There has been a significant mood change among European policymakers. Far from seeing Africa as a charity case, they have come to recognise it as a security threat: Doing more to develop Africa’s ailing economies is rising fast up the EU agenda.
Brussels’ plans for tackling poverty and creating jobs in Africa hinge on a good deal of wishful thinking. Instead of spending serious money on defusing Africa’s population explosion, EU governments are expecting European businesses to step in.
When some 60 African and European leaders meet at the end of November in Abidjan, Côte d’Ivoire, for the EU-Africa summit, the theme will be jobs, and the centrepiece will be the European Commission’s new investment plan. Outlined a year ago, its aim is to inject €44bn into business start-ups in Africa, giving a huge boost to the EU’s development effort.
The long-term goal is to stem the tide of people seeking a better life in Europe.

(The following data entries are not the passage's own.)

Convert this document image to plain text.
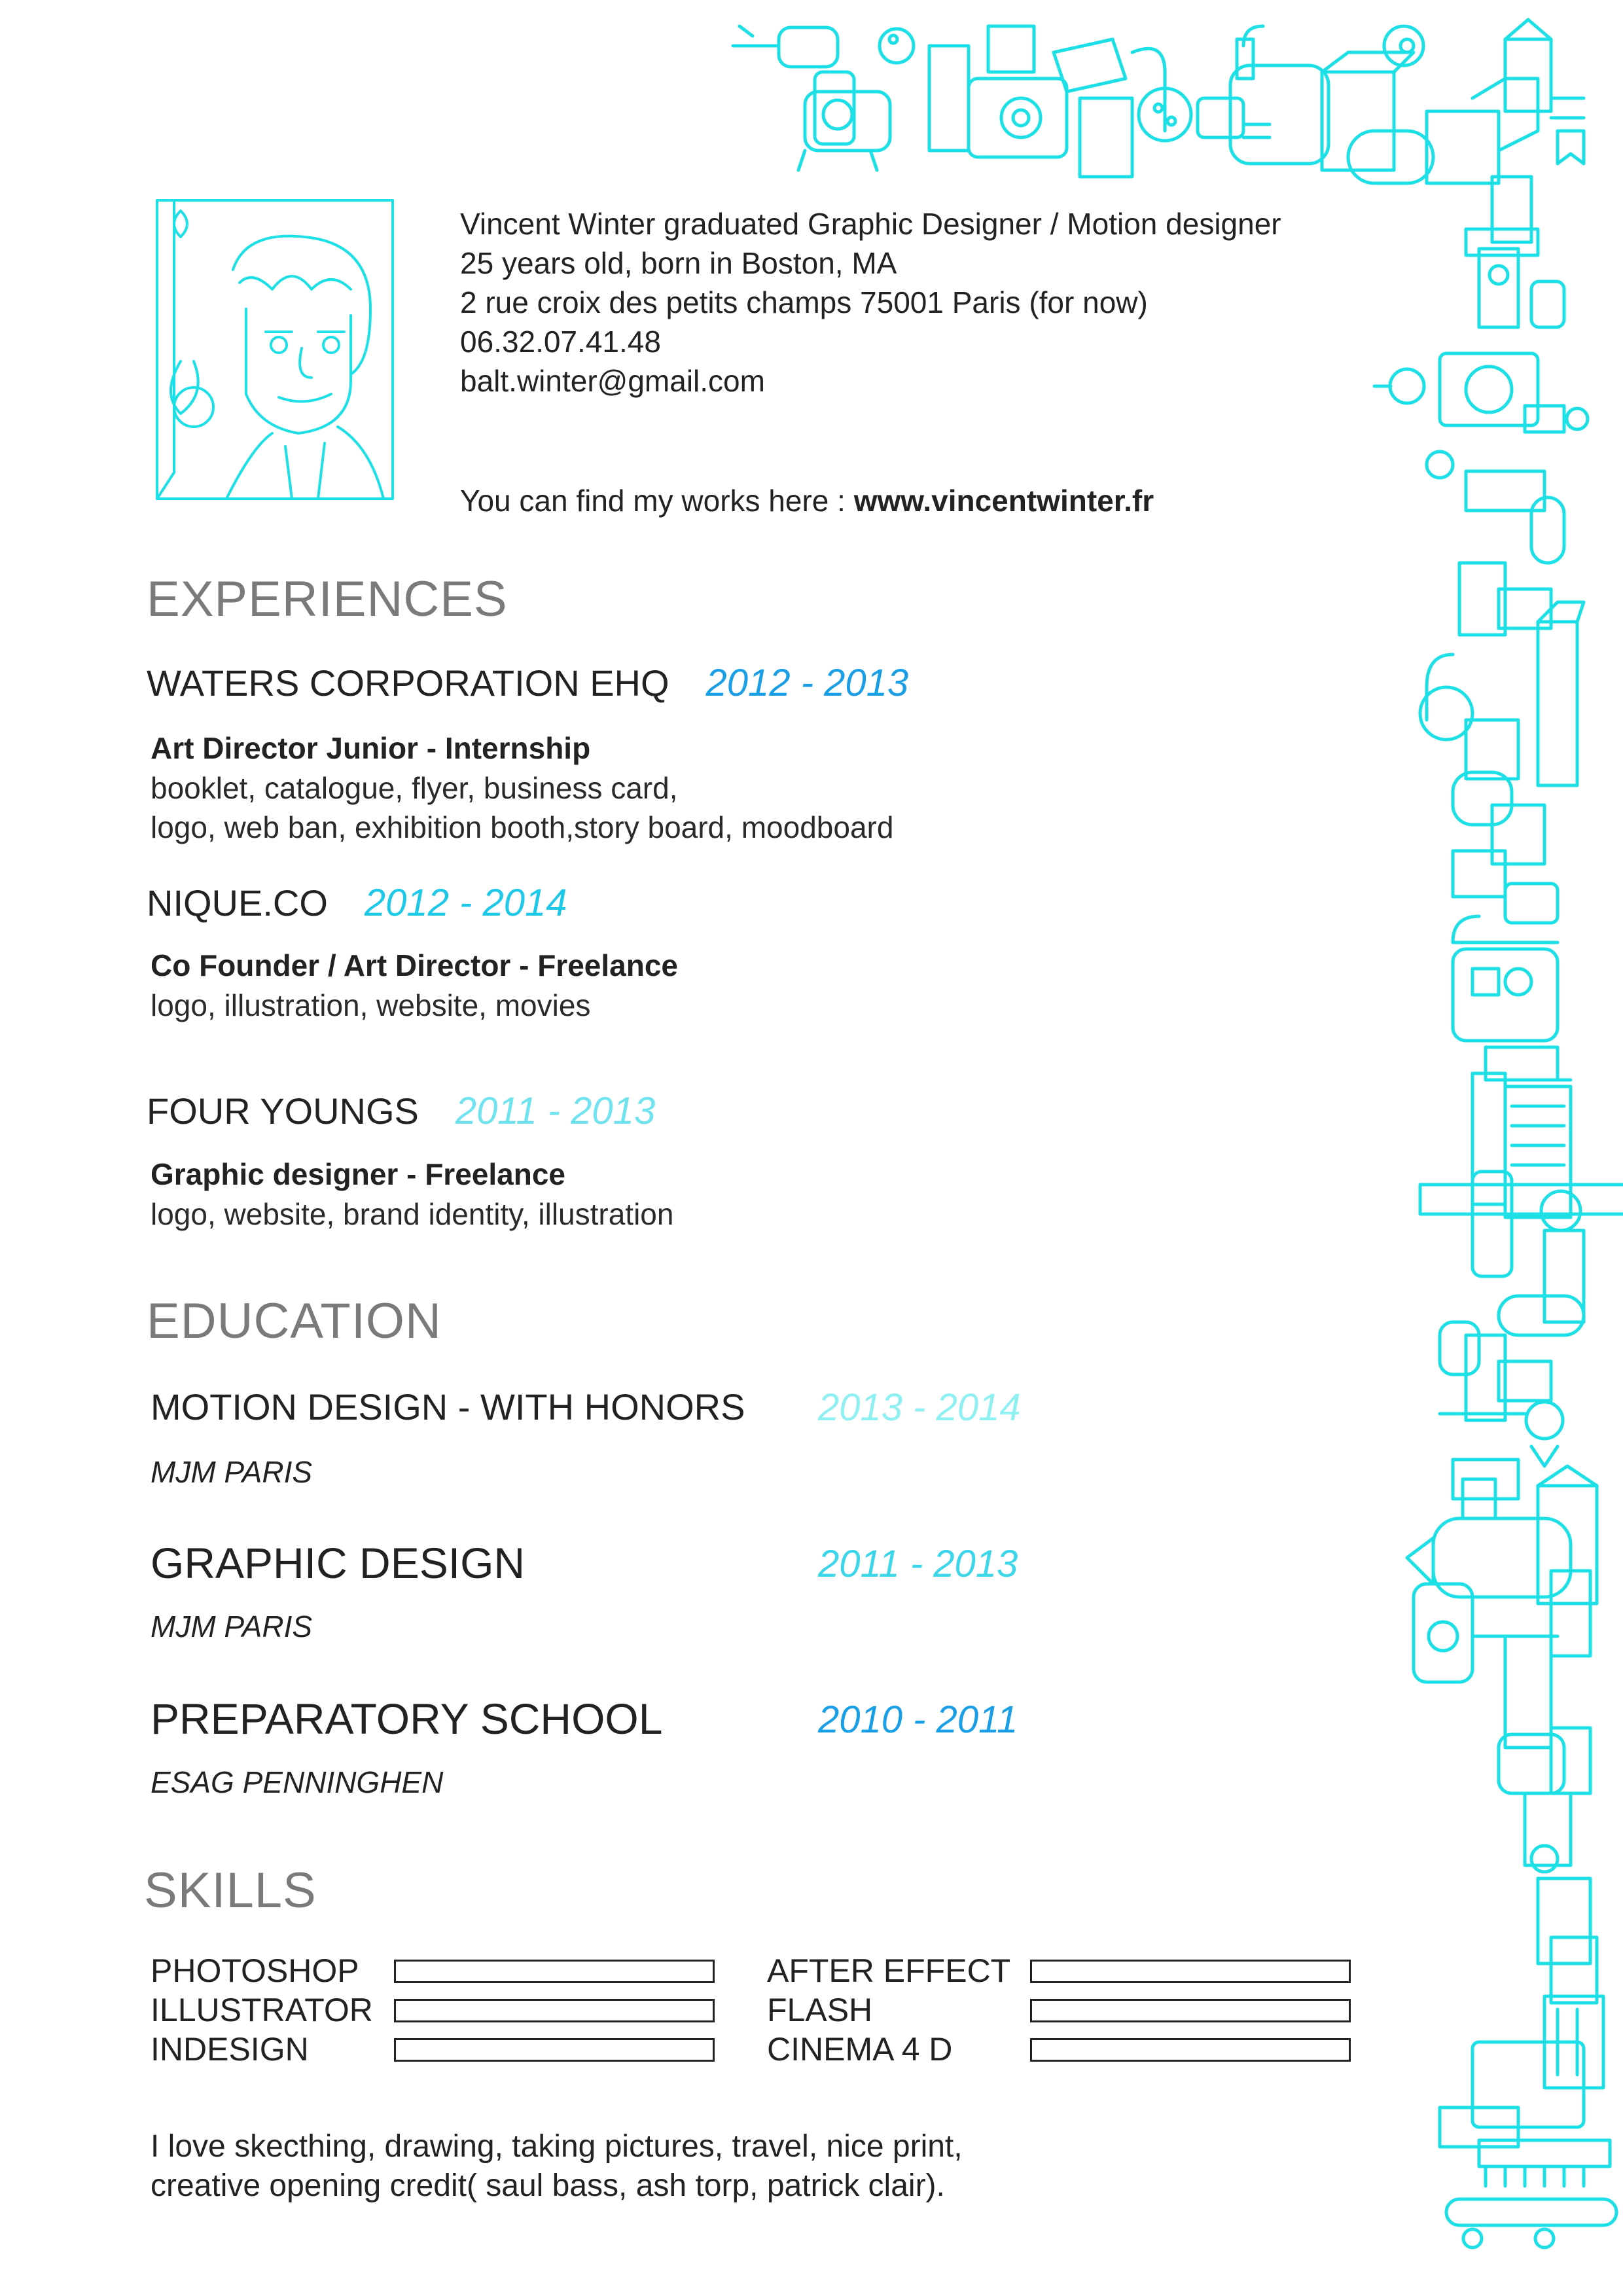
Vincent Winter graduated Graphic Designer / Motion designer
25 years old, born in Boston, MA
2 rue croix des petits champs 75001 Paris (for now)
06.32.07.41.48
balt.winter@gmail.com
You can find my works here : www.vincentwinter.fr
EXPERIENCES
WATERS CORPORATION EHQ 2012 - 2013
Art Director Junior - Internship
booklet, catalogue, flyer, business card,
logo, web ban, exhibition booth,story board, moodboard
NIQUE.CO 2012 - 2014
Co Founder / Art Director - Freelance
logo, illustration, website, movies
FOUR YOUNGS 2011 - 2013
Graphic designer - Freelance
logo, website, brand identity, illustration
EDUCATION
MOTION DESIGN - WITH HONORS 2013 - 2014
MJM PARIS
GRAPHIC DESIGN	2011 - 2013
MJM PARIS
PREPARATORY SCHOOL	2010 - 2011
ESAG PENNINGHEN
SKILLS
PHOTOSHOP
ILLUSTRATOR
INDESIGN
AFTER EFFECT
FLASH
CINEMA 4 D
I love skecthing, drawing, taking pictures, travel, nice print,
creative opening credit( saul bass, ash torp, patrick clair).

With the African population due by mid-century to double to over 2.5 billion, today’s flow risks turning into a deluge of economic migrants and refugees from conflicts and climate change.
Autumn 2015 saw more than a million newcomers from Syria, Iraq and Afghanistan arriving in Germany alone. The political price has been an alarming increase in support for right-wing populist parties in elections in France, the Netherlands, Germany, Austria and the Czech Republic. Mainstream politicians are fearful.

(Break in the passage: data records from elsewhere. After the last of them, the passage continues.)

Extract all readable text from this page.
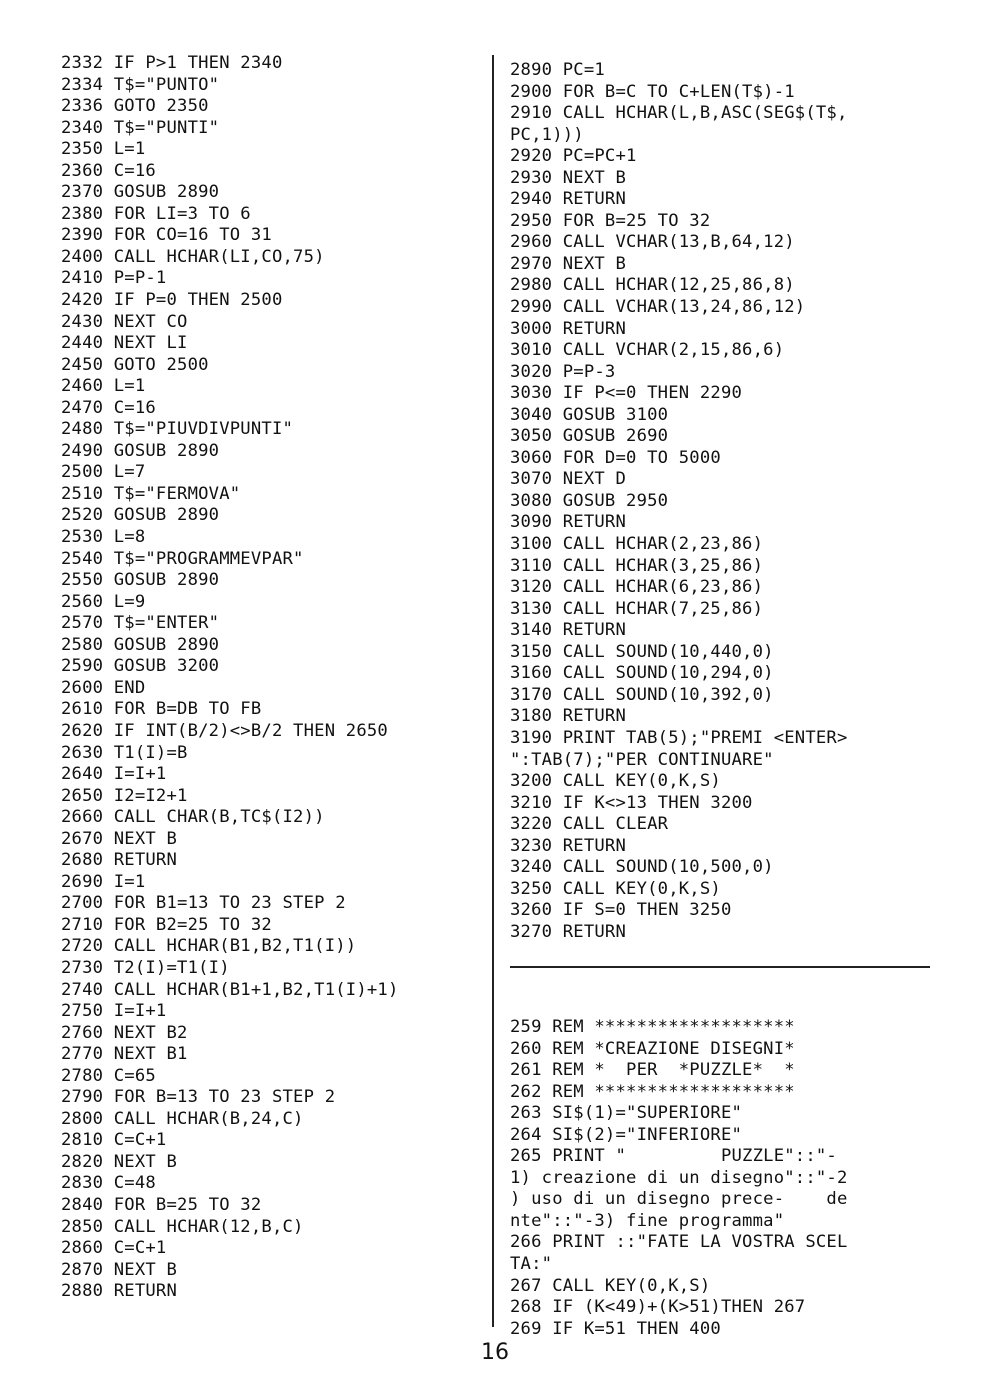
2332 IF P>1 THEN 2340
2334 T$="PUNTO"
2336 GOTO 2350
2340 T$="PUNTI"
2350 L=1
2360 C=16
2370 GOSUB 2890
2380 FOR LI=3 TO 6
2390 FOR CO=16 TO 31
2400 CALL HCHAR(LI,CO,75)
2410 P=P-1
2420 IF P=0 THEN 2500
2430 NEXT CO
2440 NEXT LI
2450 GOTO 2500
2460 L=1
2470 C=16
2480 T$="PIUVDIVPUNTI"
2490 GOSUB 2890
2500 L=7
2510 T$="FERMOVA"
2520 GOSUB 2890
2530 L=8
2540 T$="PROGRAMMEVPAR"
2550 GOSUB 2890
2560 L=9
2570 T$="ENTER"
2580 GOSUB 2890
2590 GOSUB 3200
2600 END
2610 FOR B=DB TO FB
2620 IF INT(B/2)<>B/2 THEN 2650
2630 T1(I)=B
2640 I=I+1
2650 I2=I2+1
2660 CALL CHAR(B,TC$(I2))
2670 NEXT B
2680 RETURN
2690 I=1
2700 FOR B1=13 TO 23 STEP 2
2710 FOR B2=25 TO 32
2720 CALL HCHAR(B1,B2,T1(I))
2730 T2(I)=T1(I)
2740 CALL HCHAR(B1+1,B2,T1(I)+1)
2750 I=I+1
2760 NEXT B2
2770 NEXT B1
2780 C=65
2790 FOR B=13 TO 23 STEP 2
2800 CALL HCHAR(B,24,C)
2810 C=C+1
2820 NEXT B
2830 C=48
2840 FOR B=25 TO 32
2850 CALL HCHAR(12,B,C)
2860 C=C+1
2870 NEXT B
2880 RETURN
2890 PC=1
2900 FOR B=C TO C+LEN(T$)-1
2910 CALL HCHAR(L,B,ASC(SEG$(T$,
PC,1)))
2920 PC=PC+1
2930 NEXT B
2940 RETURN
2950 FOR B=25 TO 32
2960 CALL VCHAR(13,B,64,12)
2970 NEXT B
2980 CALL HCHAR(12,25,86,8)
2990 CALL VCHAR(13,24,86,12)
3000 RETURN
3010 CALL VCHAR(2,15,86,6)
3020 P=P-3
3030 IF P<=0 THEN 2290
3040 GOSUB 3100
3050 GOSUB 2690
3060 FOR D=0 TO 5000
3070 NEXT D
3080 GOSUB 2950
3090 RETURN
3100 CALL HCHAR(2,23,86)
3110 CALL HCHAR(3,25,86)
3120 CALL HCHAR(6,23,86)
3130 CALL HCHAR(7,25,86)
3140 RETURN
3150 CALL SOUND(10,440,0)
3160 CALL SOUND(10,294,0)
3170 CALL SOUND(10,392,0)
3180 RETURN
3190 PRINT TAB(5);"PREMI <ENTER>
":TAB(7);"PER CONTINUARE"
3200 CALL KEY(0,K,S)
3210 IF K<>13 THEN 3200
3220 CALL CLEAR
3230 RETURN
3240 CALL SOUND(10,500,0)
3250 CALL KEY(0,K,S)
3260 IF S=0 THEN 3250
3270 RETURN
259 REM *******************
260 REM *CREAZIONE DISEGNI*
261 REM *  PER  *PUZZLE*  *
262 REM *******************
263 SI$(1)="SUPERIORE"
264 SI$(2)="INFERIORE"
265 PRINT "         PUZZLE"::"-
1) creazione di un disegno"::"-2
) uso di un disegno prece-    de
nte"::"-3) fine programma"
266 PRINT ::"FATE LA VOSTRA SCEL
TA:"
267 CALL KEY(0,K,S)
268 IF (K<49)+(K>51)THEN 267
269 IF K=51 THEN 400
16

Finding solutions to the ‘migrant crisis’ has become urgent, hence the new emphasis on generating faster growth in Africa. Germany is urging a ‘Marshall Plan for Africa’ to encourage potential migrants to stay at home, although so far there is little ready cash to finance it. The European Investment Bank (EIB) is spearheading it, and is hoping to double the €2.6bn it presently has.

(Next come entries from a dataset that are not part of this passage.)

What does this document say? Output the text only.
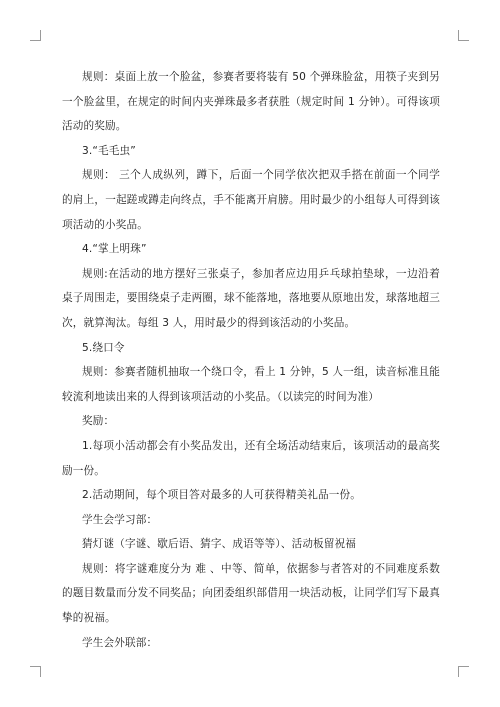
规则：桌面上放一个脸盆，参赛者要将装有 50 个弹珠脸盆，用筷子夹到另一个脸盆里，在规定的时间内夹弹珠最多者获胜（规定时间 1 分钟）。可得该项活动的奖励。

3.“毛毛虫”

规则： 三个人成纵列，蹲下，后面一个同学依次把双手搭在前面一个同学的肩上，一起蹉或蹲走向终点，手不能离开肩膀。用时最少的小组每人可得到该项活动的小奖品。

4.“掌上明珠”

规则:在活动的地方摆好三张桌子，参加者应边用乒乓球拍垫球，一边沿着桌子周围走，要围绕桌子走两圈，球不能落地，落地要从原地出发，球落地超三次，就算淘汰。每组 3 人，用时最少的得到该活动的小奖品。

5.绕口令

规则：参赛者随机抽取一个绕口令，看上 1 分钟，5 人一组，读音标准且能较流利地读出来的人得到该项活动的小奖品。（以读完的时间为准）

奖励：

1.每项小活动都会有小奖品发出，还有全场活动结束后，该项活动的最高奖励一份。

2.活动期间，每个项目答对最多的人可获得精美礼品一份。

学生会学习部：

猜灯谜（字谜、歇后语、猜字、成语等等）、活动板留祝福

规则：将字谜难度分为 难 、中等、简单，依据参与者答对的不同难度系数的题目数量而分发不同奖品；向团委组织部借用一块活动板，让同学们写下最真挚的祝福。

学生会外联部：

EIB President Werner Hoyer recently told a major conference of migration experts that tackling the root causes of Africa’s emigration pressures is “an enormous challenge". He noted that the number of unemployed young Africans is expected to rise before very long from around 35 million today to over 100 million.
Hoyer’s keynote address to the International Centre for Migration Policy Development’s annual event in Vienna struck a chilling note on the financial costs of developing Africa. “The annual funding gap,” he warned, “is €2.3 trillion.”
So where is the money to come from, if Europe’s security concerns are to be allayed?
The EU narrative is that private sector investment will come to the rescue. Officials believe they can use €3.35bn in seed money earmarked for the external investment plan to ‘leverage’ 15 times more in private sector money. European development Commissioner Neven Mimica has spoken of an eventual €88bn.
The model for this is the Juncker plan championed by the Commission President when he took over in 2014 as an infrastructure-building strategy. However, questions about its effectiveness abound. While the €20bn in seed money scratched together from existing EU sources is meant to blossom into funding for new projects worth €315bn by the end of next year, the effectiveness of leveraging is still uncertain. A study by the Bruegel economic think tank has suggested that far from being new, four-fifths of the projects announced so far pre-dated the Juncker plan.
If the private sector’s response in Europe has been patchy, Africa will pose still greater problems. Political risks and endemic corruption have long discouraged corporate investors other than in oil, minerals and raw materials. To complicate matters, the plan aims for job creation through smaller companies (SMEs) and green projects.
The EU is nevertheless pushing the idea that shareholders in major European companies should embrace doing business in Africa. There’s certainly a good case for getting in on the ground floor of sub-Saharan Africa’s electrification, where only a tenth of the rural population has regular access to power. If electricity and drinkable water were readily available, Africa could become an economic dynamo akin to China, and Europe would benefit substantially.